In these days of instant feedback, kudos, comments etc to something published online, it’s worth remembering that the vast majority of published writing never gave the opportunity for two-way communication to the reader.
When I was quite young, I wrote a fan letter to Tom Wolfe about his novel The Electric Kool-Aid Acid Test.
AND HE WROTE BACK TO ME!!!
It was such a COOL letter, by an author I have since come to adore even more. I loved the fact that in his letter to me he was sharing his work in progress. The novel to which he refers came out two years later as Radical Chic and Mau-Mauing The Flack Catchers. It was a massive bit of irony about both bureaucracy and activists, lampooning both in equal measure.
Here’s an excerpt from an article in the New York Magazine about the novel:
Going downtown to mau-mau the bureaucrats got to be the routine practice in San Francisco. The poverty program encouraged you to go in for mau-mauing. They wouldn’t have known what to do without it. The bureaucrats at City Hall and in the Office of Economic Opportunity talked “ghetto” all the time, but they didn’t known any more about what was going on in the Western Addition, Hunters Point, Potrero Hill, the Mission, Chinatown, or south of Market Street than they did about Zanzibar. They didn’t know where to look. They didn’t even know who to ask. So what could they do? Well … they used the Ethnic Catering Service … right … They sat back and waited for you to come rolling in with your certified angry militants, your guaranteed frustrated ghetto youth, looking like a bunch of wild men. Then you had your test confrontation. If you were outrageous enough, if you could shake up the bureaucrats so bad that their eyes froze into iceballs and their mouths twisted up into smiles of sheer physical panic, into shit-eating grins, so to speak–then they knew you were the real goods. They knew you were the right studs to give the poverty grants and community organizing jobs to. Otherwise they wouldn’t know.
Did I love this novel even more because my family’s nick-name for me was Mau-Mau?
If the reference to mau-mau is meaningless to you, blame your youth. A Mau Mau was a member of a revolutionary society in Kenya, established in the early 1950s, that engaged in terrorist activities in an attempt to drive out the European settlers and to give government control to the native Kenyans.
It gained another meaning entirely thanks to Tom Wolfe.
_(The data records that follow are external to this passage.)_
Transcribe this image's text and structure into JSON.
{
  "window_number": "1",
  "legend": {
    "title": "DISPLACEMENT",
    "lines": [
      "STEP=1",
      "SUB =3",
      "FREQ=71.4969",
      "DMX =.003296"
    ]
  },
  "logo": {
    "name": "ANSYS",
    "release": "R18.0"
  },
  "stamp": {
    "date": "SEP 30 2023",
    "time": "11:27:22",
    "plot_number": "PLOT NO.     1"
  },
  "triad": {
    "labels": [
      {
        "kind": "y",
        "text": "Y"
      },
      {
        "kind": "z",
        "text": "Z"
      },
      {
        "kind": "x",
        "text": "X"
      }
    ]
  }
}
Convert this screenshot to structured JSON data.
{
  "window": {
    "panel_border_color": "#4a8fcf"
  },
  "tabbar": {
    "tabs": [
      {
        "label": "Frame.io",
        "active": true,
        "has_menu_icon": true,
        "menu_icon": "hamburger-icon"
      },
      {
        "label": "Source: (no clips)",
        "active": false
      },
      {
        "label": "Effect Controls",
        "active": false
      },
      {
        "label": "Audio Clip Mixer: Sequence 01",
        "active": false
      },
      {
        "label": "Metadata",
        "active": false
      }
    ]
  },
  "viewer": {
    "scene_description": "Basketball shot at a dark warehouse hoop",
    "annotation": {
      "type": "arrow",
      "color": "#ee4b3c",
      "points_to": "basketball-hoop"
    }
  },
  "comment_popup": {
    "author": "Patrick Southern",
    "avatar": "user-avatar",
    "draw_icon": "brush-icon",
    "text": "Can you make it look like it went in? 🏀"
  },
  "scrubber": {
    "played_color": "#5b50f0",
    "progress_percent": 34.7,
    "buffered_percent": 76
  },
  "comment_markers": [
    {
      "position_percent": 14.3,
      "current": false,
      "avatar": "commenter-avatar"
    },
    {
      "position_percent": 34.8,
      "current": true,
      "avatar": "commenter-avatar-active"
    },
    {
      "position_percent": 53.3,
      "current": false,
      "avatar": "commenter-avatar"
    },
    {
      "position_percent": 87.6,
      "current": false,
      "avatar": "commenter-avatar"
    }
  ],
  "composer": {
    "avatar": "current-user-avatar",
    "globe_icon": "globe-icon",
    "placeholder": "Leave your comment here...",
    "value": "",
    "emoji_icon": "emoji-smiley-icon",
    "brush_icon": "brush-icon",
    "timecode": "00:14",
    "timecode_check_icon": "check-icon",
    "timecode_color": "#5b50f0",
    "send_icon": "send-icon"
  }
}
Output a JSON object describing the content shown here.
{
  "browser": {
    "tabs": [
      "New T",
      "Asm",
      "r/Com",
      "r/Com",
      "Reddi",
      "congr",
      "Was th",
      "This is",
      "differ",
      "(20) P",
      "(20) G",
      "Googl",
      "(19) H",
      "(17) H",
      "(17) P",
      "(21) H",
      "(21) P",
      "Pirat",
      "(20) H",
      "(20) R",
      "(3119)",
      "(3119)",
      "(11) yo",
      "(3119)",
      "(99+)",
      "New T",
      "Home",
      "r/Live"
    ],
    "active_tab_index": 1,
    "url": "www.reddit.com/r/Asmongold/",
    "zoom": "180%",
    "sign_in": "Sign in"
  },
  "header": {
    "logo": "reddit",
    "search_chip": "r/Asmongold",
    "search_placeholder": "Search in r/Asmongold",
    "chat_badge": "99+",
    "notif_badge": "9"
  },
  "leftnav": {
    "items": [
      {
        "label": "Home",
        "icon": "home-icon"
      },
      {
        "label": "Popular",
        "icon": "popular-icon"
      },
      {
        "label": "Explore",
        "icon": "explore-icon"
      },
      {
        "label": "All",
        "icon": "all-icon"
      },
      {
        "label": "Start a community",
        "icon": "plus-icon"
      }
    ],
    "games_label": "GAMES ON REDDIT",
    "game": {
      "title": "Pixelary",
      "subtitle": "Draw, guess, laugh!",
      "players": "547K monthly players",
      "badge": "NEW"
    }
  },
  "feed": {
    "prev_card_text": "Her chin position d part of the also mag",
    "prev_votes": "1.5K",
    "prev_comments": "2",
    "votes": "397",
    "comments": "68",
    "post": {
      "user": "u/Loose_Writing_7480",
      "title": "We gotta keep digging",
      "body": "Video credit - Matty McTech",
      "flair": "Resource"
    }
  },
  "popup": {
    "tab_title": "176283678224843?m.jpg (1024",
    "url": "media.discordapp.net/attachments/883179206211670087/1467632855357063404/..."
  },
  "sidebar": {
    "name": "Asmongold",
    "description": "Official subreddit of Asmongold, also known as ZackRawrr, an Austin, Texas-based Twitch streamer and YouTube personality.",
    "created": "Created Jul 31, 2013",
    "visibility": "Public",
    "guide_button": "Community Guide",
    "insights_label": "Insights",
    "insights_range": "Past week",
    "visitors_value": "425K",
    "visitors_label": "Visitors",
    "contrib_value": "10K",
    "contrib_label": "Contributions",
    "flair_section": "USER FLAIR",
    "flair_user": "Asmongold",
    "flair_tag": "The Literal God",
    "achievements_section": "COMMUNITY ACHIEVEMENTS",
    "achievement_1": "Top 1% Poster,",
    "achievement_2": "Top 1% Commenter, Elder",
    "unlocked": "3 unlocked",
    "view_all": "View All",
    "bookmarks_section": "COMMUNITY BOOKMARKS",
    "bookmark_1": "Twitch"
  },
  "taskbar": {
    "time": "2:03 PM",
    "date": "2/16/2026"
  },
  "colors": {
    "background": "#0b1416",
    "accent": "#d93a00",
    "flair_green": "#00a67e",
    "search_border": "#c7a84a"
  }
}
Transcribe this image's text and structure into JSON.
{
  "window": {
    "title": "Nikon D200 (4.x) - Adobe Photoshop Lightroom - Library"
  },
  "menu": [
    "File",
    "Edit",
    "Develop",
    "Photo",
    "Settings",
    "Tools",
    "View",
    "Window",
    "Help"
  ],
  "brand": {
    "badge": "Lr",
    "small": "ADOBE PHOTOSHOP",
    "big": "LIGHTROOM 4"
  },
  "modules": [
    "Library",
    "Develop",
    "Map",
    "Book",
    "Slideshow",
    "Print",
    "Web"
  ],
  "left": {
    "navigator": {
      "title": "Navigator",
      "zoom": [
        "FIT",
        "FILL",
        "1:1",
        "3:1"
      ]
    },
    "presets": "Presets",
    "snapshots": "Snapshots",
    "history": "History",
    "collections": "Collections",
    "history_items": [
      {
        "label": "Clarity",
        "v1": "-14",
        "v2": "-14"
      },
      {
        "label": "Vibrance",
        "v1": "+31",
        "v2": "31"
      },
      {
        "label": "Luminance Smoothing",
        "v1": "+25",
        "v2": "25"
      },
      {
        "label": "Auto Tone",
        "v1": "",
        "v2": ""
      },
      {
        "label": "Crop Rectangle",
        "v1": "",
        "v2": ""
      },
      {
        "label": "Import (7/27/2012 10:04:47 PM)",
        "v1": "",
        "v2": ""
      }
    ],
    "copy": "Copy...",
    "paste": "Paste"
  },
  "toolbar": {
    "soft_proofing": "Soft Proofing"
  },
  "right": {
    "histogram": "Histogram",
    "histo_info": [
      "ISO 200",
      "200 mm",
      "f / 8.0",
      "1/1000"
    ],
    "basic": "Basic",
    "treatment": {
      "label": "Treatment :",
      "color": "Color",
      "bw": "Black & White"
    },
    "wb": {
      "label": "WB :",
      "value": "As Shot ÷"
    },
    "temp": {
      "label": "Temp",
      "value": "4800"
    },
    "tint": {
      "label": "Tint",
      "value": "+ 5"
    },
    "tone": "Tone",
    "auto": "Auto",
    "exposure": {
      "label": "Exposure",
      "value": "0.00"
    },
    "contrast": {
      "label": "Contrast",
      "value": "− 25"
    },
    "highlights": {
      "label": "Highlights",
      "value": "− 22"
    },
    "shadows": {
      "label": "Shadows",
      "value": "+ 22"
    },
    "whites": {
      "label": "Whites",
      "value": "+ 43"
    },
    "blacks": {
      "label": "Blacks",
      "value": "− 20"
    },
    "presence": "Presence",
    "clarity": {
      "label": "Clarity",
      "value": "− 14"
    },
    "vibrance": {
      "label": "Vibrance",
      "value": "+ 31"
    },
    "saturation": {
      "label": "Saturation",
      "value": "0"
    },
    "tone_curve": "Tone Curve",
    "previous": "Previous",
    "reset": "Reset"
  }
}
In current English, mau-mau is used to suggest that a person's efforts and actions stem only from a desire to commit violent acts, or in milder use, to cause disruption or achieve some petty aim.
As a writer now, I remind myself occasionally of how important it is to give a reader a response to their comments; without Tom Wolfe’s letter, I wonder if I would have become the reader and writer I am today.